In France, both Le Pen’s far-right National Front and the far left, led by Jean-Luc Mélenchon, support Russia. But, closer to the political center, the differences are significant. On the right, the difference between the moderate but firm line of Alain Juppé – the clear favorite to win next year’s presidential election – and the “understanding” advocated by Nicolas Sarkozy and François Fillon goes beyond nuance. On the left, President François Hollande’s stance – clear in content, but sometimes incoherent in approach – is far less positive toward Russia than that of, say, former Defense Minister Jean-Pierre Chevènement.
All of this disagreement raises doubts about the capability of the West to define a “long term, patient but firm” strategy to contain Russian President Vladimir Putin’s dangerous behavior. In fact, Putin himself seems convinced that the West has no such capacity. In his view, the West is far too weak, divided, and obsessed with national electoral calendars to offer anything more than harsh words and ineffective action.
Some in the West argue that the key to handling Putin is to capitalize on Russia’s economic weakness, just as Putin has capitalized on the West’s political weakness. It certainly sounds rational, especially compared to a more diplomatic approach of lifting some economic sanctions in exchange for, say, cooperation in Syria. Responding to Russia’s razing of Aleppo with carrots would amount to paying tribute to a cynical, criminal policy.
But the stick option – reinforcing the sanctions regime against Russia – may not do the trick, either. For Russia’s wealthy and powerful, sanctions have little impact. It is ordinary Russians who suffer – and the Kremlin has made it very clear that it does not care much about what happens to ordinary Russians. In any case, Europe and the US are nowhere close to a consensus on toughening sanctions.

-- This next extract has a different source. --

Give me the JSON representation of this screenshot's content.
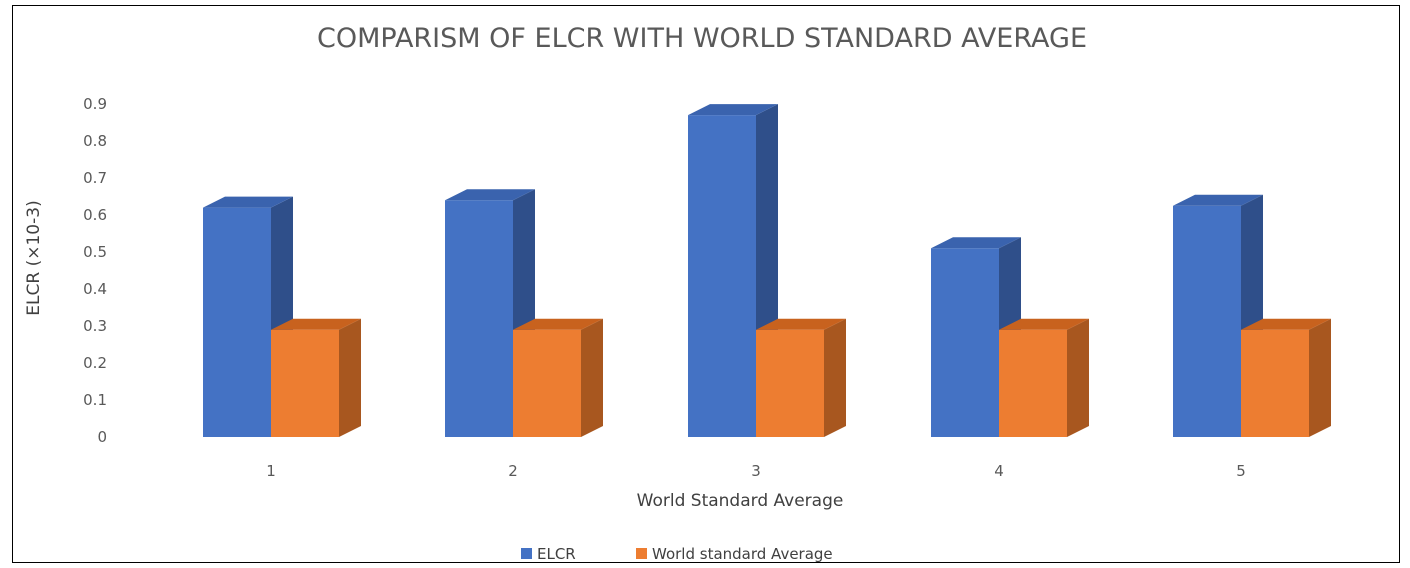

If the West is to halt Russia’s dangerous rush into the unknown, it must find something to agree on. It should, at least, begin to respond to the Kremlin’s shrewd and highly professional disinformation strategy with far more clarity and candor. Such a policy should be relatively uncontroversial, at least as compared to more concrete foreign-policy moves.
If it is to succeed, the West must recognize the advantages that Russia already wields – namely, Putin’s understanding of the Western psyche and political circumstances. On the international stage, Putin is tapping anti-American sentiment, which exists whether the US is strong or weak. Within countries, he is encouraging anti-elitist and anti-globalization movements.
Toward the end of the Soviet era, Russian leaders looked like the rearguard of a lost ideological cause. Today, by contrast, they can be perceived as the avant-garde of a movement toward isolationism, jingoism, and even hyper-nationalism. It is precisely because Western countries have now been swept up in this movement that it is so critical for rational leaders to stand up and advocate coherent strategies for containing Russia.